Calculate your 5 training heart rate zones based on age and resting heart rate for optimal cardio training.

Heart Rate Zone Calculator

Heart Rate Zones for Smarter Cardio Training

Training without monitoring intensity is like driving without a speedometer — you may be moving, but you have no idea if you are optimizing. Heart rate zones provide a simple, real-time measure of exercise intensity that translates directly into training adaptations. Zone 2 builds aerobic base and fat oxidation efficiency. Zones 4–5 drive VO2 max improvements and lactate threshold gains. Knowing which zone you are in allows you to prescribe your effort rather than guess.

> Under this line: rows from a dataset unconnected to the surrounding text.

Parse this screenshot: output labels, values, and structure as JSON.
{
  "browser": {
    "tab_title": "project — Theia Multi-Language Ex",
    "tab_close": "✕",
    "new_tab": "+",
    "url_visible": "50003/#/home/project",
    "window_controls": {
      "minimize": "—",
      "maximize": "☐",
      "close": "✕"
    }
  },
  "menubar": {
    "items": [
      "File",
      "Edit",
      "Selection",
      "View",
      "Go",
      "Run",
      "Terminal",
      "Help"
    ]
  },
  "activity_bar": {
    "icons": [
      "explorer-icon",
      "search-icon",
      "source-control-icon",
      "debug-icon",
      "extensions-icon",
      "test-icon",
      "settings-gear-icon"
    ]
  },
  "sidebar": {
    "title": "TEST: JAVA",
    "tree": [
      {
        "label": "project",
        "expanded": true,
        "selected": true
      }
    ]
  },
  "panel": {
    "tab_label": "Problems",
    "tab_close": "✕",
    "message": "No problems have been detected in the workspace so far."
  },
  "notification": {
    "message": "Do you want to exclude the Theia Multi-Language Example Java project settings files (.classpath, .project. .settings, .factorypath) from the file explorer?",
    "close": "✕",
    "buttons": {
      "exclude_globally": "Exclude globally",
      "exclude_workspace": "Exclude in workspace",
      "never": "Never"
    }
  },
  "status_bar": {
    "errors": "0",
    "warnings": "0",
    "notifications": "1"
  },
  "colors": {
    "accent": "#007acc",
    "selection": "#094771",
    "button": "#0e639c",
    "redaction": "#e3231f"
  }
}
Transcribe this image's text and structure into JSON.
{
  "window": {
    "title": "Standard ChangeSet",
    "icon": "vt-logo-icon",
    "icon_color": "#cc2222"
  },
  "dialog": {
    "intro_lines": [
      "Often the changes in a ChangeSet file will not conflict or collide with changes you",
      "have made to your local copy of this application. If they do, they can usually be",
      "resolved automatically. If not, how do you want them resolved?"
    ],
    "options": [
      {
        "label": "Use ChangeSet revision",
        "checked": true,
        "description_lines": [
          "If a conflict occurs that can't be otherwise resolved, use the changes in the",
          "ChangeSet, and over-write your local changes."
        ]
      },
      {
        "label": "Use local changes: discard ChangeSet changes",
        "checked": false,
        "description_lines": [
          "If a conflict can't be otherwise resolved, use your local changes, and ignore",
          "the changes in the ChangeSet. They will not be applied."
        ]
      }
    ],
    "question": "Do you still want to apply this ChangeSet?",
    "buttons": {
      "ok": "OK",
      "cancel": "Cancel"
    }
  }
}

The Karvonen formula, which accounts for resting heart rate, is significantly more accurate than simple max-HR percentages, particularly for well-trained individuals with low resting heart rates. Two people the same age but different fitness levels will have different effective zone ranges using the Karvonen method, reflecting their actual cardiovascular capacity.

The 80/20 rule — spending roughly 80% of training volume in zones 1–2 and 20% in zones 4–5 — is supported by decades of research on elite endurance athletes. The intuitive instinct is to train hard every session, but this produces chronic fatigue and plateaus. The majority of aerobic adaptations occur in lower zones, while high-intensity work provides the intensity stimulus that pushes the ceiling higher.